Thursday, May 27, 2010

Ko Samui: The Motorbiking Adventures Continue

We spend a lazy morning on Lamai Beach, enjoying the slightly cooler waters of the Gulf of Thailand and the beach chairs provided by our little Sea Breeze Bungalows. We eventually rallied and decided that because there wasn’t anything to do in Lamai other than sit on the beach, we would rent a motorbike and tour the island.

We drove north through the overdeveloped shopping centers and somewhat dirty beaches of Chaweng, decided that nothing on this stretch of the island was worth stopping for. It has much more of an American beach feel than a Thai beach feel. We kept driving and came upon fisherman’s village in Bo Phut. Because you can’t park anywhere within the village, we just drove through really slowly and took in all the knick knack shacks and smiling Thai faces, marveling at the odd smell of bananas, kerosene, and wood polish.

Our first stop of the day was near the entrance to the Big Buddha temple on the beach near Bo Phut. We parked our bike, and commenced a 15 minute struggle to open the seat and get out our day bag. This bike was unlike the other two we had rented and didn’t have a key release for the seat. Needless to say, a small Thai woman emerged from the coffee shop across the street (after she had ample time to laugh at us) and helped us out. We figured the least we could do was have an iced coffee in her beachfront shop. We sipped our drinks on barstools looking out on the bay through a big, open picture window, enjoying both our beverages and the quieter atmosphere the northern part of the island is known for.



We walked up the ornately tiled stairs leading up to Big Buddha itself, admiring the vibrant colors, seven headed serpents, and scenes from the Buddha’s life that decorated the staircase. The statue itself has five smaller Buddha statues in front, surrounded by a square shaped veranda overlooking a very picturesque bay. Bells hand from the open roof of the veranda, separated by ten feet of uninterrupted ocean views. If I was Big Buddha, I would be pretty proud of my view! Big Buddha is one hundred feet tall and painted solid gold, reflecting the heat of the midday sun onto his admirers. The temple was very peaceful and majestic in a mysterious way that we thoroughly enjoyed.









After paying tribute to Buddha, we drove our motorbike through the hoity toity northeast coast of Ko Samui littered with five star resorts, private beaches, and expensive rental cars. We headed south the roundabout way, but saw some beautiful coastlines on our way to the Namuang Waterfalls. After our 25 minute walk to the “swimming hole” we were sorely disappointed to see a barely flowing, dirty waterfall. We used our imaginations to picture what it would have looked like with more water, but couldn’t imagine there ever being enough water for people to jump off cliffs into the small ponds that we saw depicted! However, it was beautiful, even if not what we expected, and the walk was a nice change from the seat of the motorbike.

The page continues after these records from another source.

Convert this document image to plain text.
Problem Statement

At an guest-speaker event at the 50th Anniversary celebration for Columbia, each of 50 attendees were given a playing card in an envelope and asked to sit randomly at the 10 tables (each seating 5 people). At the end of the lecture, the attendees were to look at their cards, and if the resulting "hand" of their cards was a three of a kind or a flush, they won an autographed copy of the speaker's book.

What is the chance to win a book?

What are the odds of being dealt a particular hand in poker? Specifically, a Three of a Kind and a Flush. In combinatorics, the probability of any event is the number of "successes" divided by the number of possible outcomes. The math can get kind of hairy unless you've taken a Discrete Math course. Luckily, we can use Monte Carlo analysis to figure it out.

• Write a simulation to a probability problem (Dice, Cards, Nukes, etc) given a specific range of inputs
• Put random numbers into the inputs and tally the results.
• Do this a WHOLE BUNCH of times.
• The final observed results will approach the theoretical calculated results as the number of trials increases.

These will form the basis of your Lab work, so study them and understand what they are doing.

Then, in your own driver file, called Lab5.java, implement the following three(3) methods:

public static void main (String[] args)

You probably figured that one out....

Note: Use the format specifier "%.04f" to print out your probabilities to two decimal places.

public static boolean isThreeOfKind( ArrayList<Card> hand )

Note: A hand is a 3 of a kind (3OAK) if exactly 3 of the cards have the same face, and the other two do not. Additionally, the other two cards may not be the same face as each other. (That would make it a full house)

We continued to drive south in search of another temple, but we either took a wrong turn somewhere or didn’t go quite far enough. We ended up on a beach in Laem Sor, a quaint nontourist town on the southern shore of Ko Samui. I would guess that the locals don’t see many tourists, considering the puzzled looks we got as we drove through the sleepy town. No one even tried to sell us anything! The beach we found by accident had a deserted, castaway feel to it with no one else on the sand as far as we could see, other than a few nearby grazing cattle. The views of the mainland to the south, the palm tree lined strip of sand, and the fallen coconuts strewn about contributed to the charm of this little gem.







When we got back to Lamai, we decided not to try the party scene again and opted for dinner and cocktails on the beachfront. We were joined by our friend the centipede who was more than willing to pose for a few pictures and crawl all over us.


1 comment:

  1. Yikes! Centipedes and they're even tame enough to pose for photos! I'm so enjoying following your experiences. You should submit it to National Geographic. It's not only informative but very entertaining.